When I was about halfway through Christopher Moore’s A Dirty Job I had to go on Amazon to check the other reviews to see if anyone else was bothered by what I was, i.e. the rampant casual racism/sexism. Out of the eleven one-star reviews and however-many two-star ones, I only saw one that mentioned my concerns, so maybe I’m blowing that aspect out of proportion. In fact, I think he may even have written a sequel. But in his attempts to include “jokes” and “quirky characters,” the author uses frequent references to offensive stereotypes of: Asian people (“they can’t pronounce the letter ‘R’!” “They eat dogs!”), Russians (“they say everything is ‘like bear’ and eat borscht all the time!), black people (they style themselves like “pimps” and speak “ghetto”!), Jews (“Yiddish jokes!” “archaic beliefs bordering on mysticism!”), trans people (they try to fool straight men into being in a relationship with them by pretending to be cisgender females!) and women (one character literally refers to a certain demographic of women as “fuck puppets” and this term is repeated about a billion times). I might be missing some, it was difficult to keep track. I checked and no, this book was not written prior to 1970.
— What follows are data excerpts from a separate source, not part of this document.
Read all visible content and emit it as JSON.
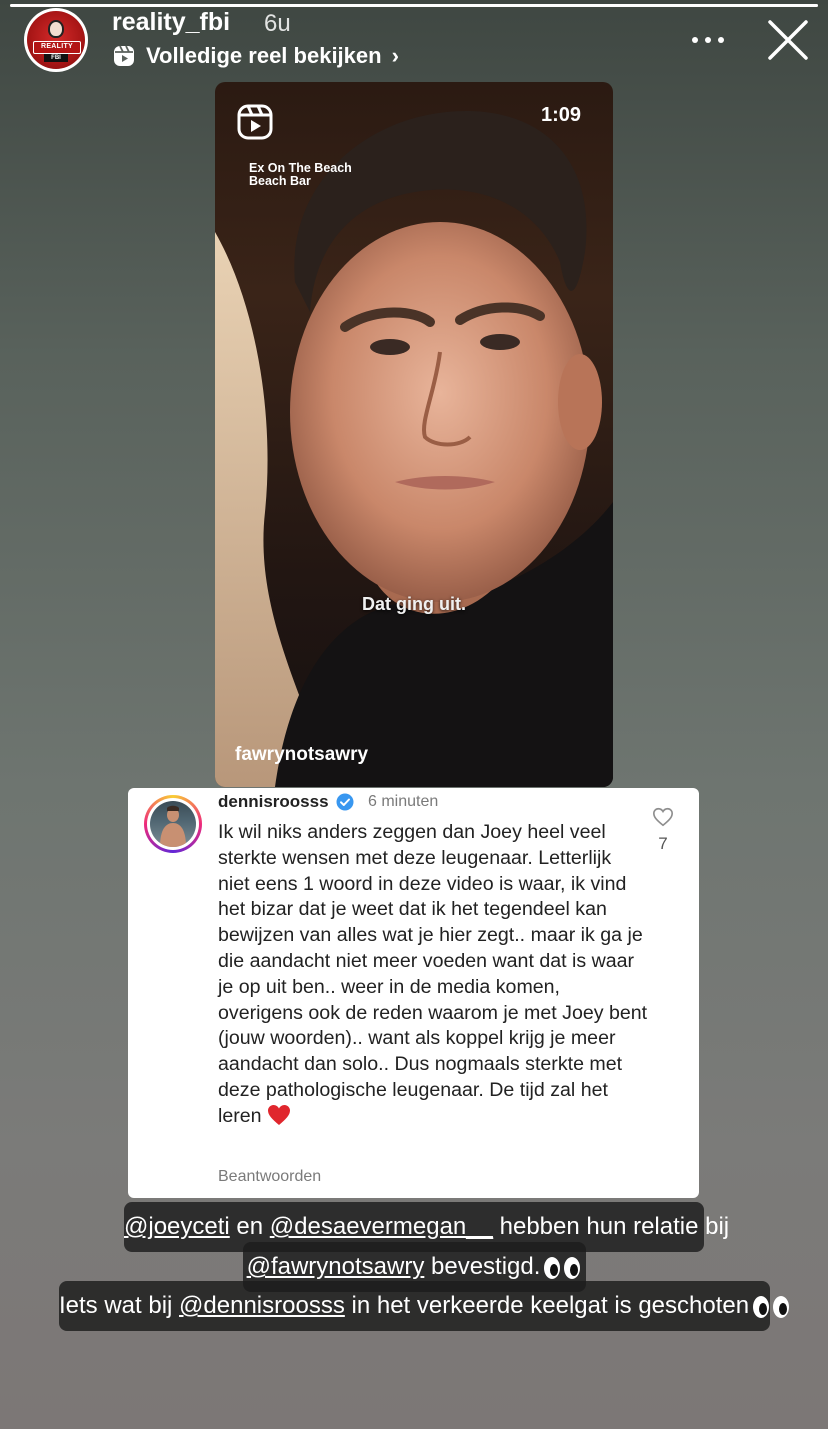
{
  "header": {
    "username": "reality_fbi",
    "time_ago": "6u",
    "reel_link_label": "Volledige reel bekijken",
    "avatar_text": "REALITY",
    "avatar_subtext": "FBI"
  },
  "reel": {
    "duration": "1:09",
    "location_line1": "Ex On The Beach",
    "location_line2": "Beach Bar",
    "caption": "Dat ging uit.",
    "handle": "fawrynotsawry"
  },
  "comment": {
    "username": "dennisroosss",
    "time": "6 minuten",
    "text": "Ik wil niks anders zeggen dan Joey heel veel sterkte wensen met deze leugenaar. Letterlijk niet eens 1 woord in deze video is waar, ik vind het bizar dat je weet dat ik het tegendeel kan bewijzen van alles wat je hier zegt.. maar ik ga je die aandacht niet meer voeden want dat is waar je op uit ben.. weer in de media komen, overigens ook de reden waarom je met Joey bent (jouw woorden).. want als koppel krijg je meer aandacht dan solo.. Dus nogmaals sterkte met deze pathologische leugenaar. De tijd zal het leren",
    "likes": "7",
    "reply_label": "Beantwoorden"
  },
  "captions": {
    "line1": {
      "mention1": "@joeyceti",
      "text1": " en ",
      "mention2": "@desaevermegan__",
      "text2": " hebben hun relatie bij"
    },
    "line2": {
      "mention": "@fawrynotsawry",
      "text": " bevestigd."
    },
    "line3": {
      "text1": "Iets wat bij ",
      "mention": "@dennisroosss",
      "text2": " in het verkeerde keelgat is geschoten"
    }
  },
  "icons": {
    "verified": "verified-badge-icon",
    "heart": "heart-outline-icon",
    "reels": "reels-icon",
    "more": "more-horizontal-icon",
    "close": "close-icon",
    "eyes": "eyes-emoji",
    "red_heart": "red-heart-emoji"
  },
  "colors": {
    "verified_blue": "#3897f0",
    "heart_red": "#e0262d",
    "avatar_red": "#b31515"
  }
}
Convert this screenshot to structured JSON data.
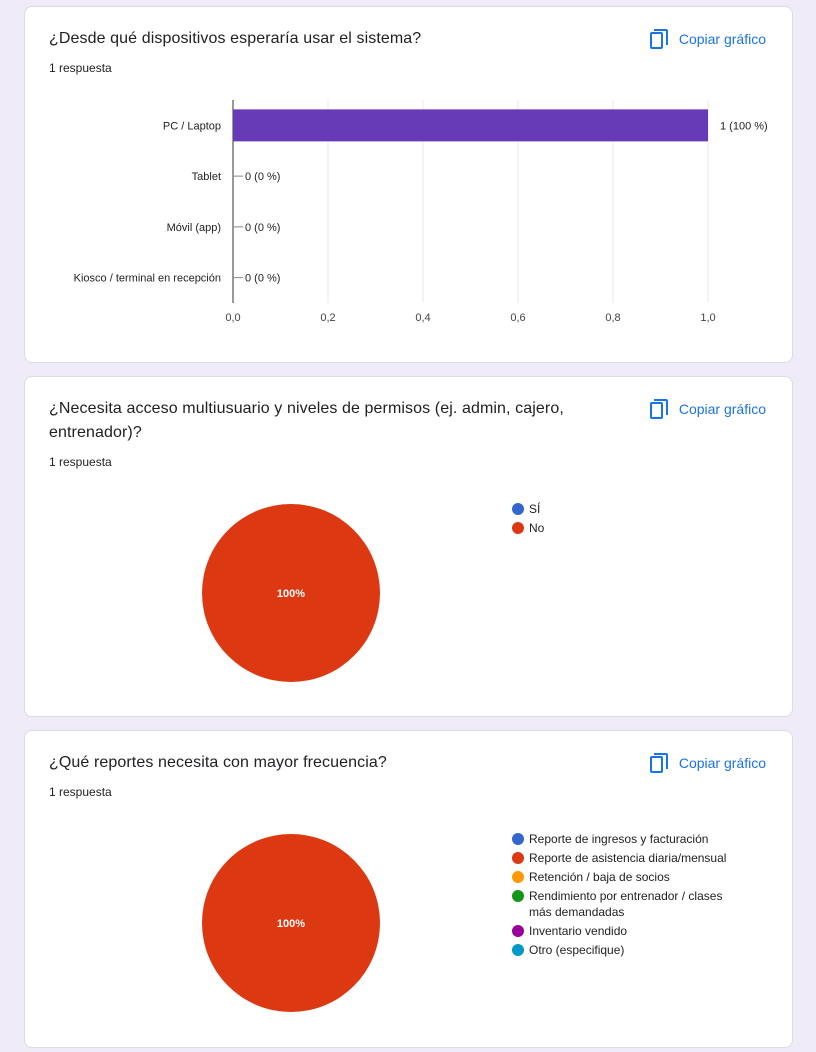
{
  "cards": [
    {
      "title": "¿Desde qué dispositivos esperaría usar el sistema?",
      "responses": "1 respuesta",
      "copy_label": "Copiar gráfico"
    },
    {
      "title": "¿Necesita acceso multiusuario y niveles de permisos (ej. admin, cajero, entrenador)?",
      "responses": "1 respuesta",
      "copy_label": "Copiar gráfico"
    },
    {
      "title": "¿Qué reportes necesita con mayor frecuencia?",
      "responses": "1 respuesta",
      "copy_label": "Copiar gráfico"
    }
  ],
  "icons": {
    "copy": "copy-icon"
  },
  "colors": {
    "accent": "#1a73e8",
    "bar": "#673ab7",
    "background": "#f0ebf8"
  },
  "chart_data": [
    {
      "type": "bar",
      "orientation": "horizontal",
      "categories": [
        "PC / Laptop",
        "Tablet",
        "Móvil (app)",
        "Kiosco / terminal en recepción"
      ],
      "values": [
        1,
        0,
        0,
        0
      ],
      "data_labels": [
        "1 (100 %)",
        "0 (0 %)",
        "0 (0 %)",
        "0 (0 %)"
      ],
      "xlim": [
        0,
        1
      ],
      "x_ticks": [
        "0,0",
        "0,2",
        "0,4",
        "0,6",
        "0,8",
        "1,0"
      ],
      "grid": true,
      "color": "#673ab7"
    },
    {
      "type": "pie",
      "categories": [
        "SÍ",
        "No"
      ],
      "values": [
        0,
        100
      ],
      "colors": [
        "#3366cc",
        "#dc3912"
      ],
      "slice_label": "100%",
      "legend": "right"
    },
    {
      "type": "pie",
      "categories": [
        "Reporte de ingresos y facturación",
        "Reporte de asistencia diaria/mensual",
        "Retención / baja de socios",
        "Rendimiento por entrenador / clases más demandadas",
        "Inventario vendido",
        "Otro (especifique)"
      ],
      "values": [
        0,
        100,
        0,
        0,
        0,
        0
      ],
      "colors": [
        "#3366cc",
        "#dc3912",
        "#ff9900",
        "#109618",
        "#990099",
        "#0099c6"
      ],
      "slice_label": "100%",
      "legend": "right"
    }
  ]
}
I picked this book up because I read The Stupidest Angel earlier in the year and loved it; it was my first Christopher Moore so I decided to pick up another by him. This story follows Charlie Asher, a neurotic who owns a second-hand store. At the start he’s in the delivery room with his wife, who just had their first daughter. Charlie leaves the room, and when he comes back his wife has died and there’s a strange black man standing in the room who is concerned that Charlie can see him. This kicks Charlie off on his new life as a “death merchant,” where he is required to collect “soul vessels” from people who have recently passed in order to help their souls move on. It’s never explained why Charlie becomes a death merchant or how the merchants are picked, he just sees one collecting his wife’s soul and whamo! he becomes one. Soon after he gets started in his new job, monsters start emerging from the sewers to hassle Charlie and threaten his daughter. Charlie has to figure out who the monsters are and what they want before it’s too late. Also, there’s a kind of mystery about who “the Luminatus” is and it was so obvious I thought it was being used as a red herring or wasn’t actually intended to be a mystery to anyone but the dense protagonist, but no…it was every bit as obvious as it was presented.
I’ll credit the book with this: the story itself was original. I didn’t even wholly dislike the neurotic main character, and his daughter was adorable. And there were two hellhounds and dogs make everything better. I just think it was totally weighed down by all the offensive jokes. I like my humor clever, not close-minded.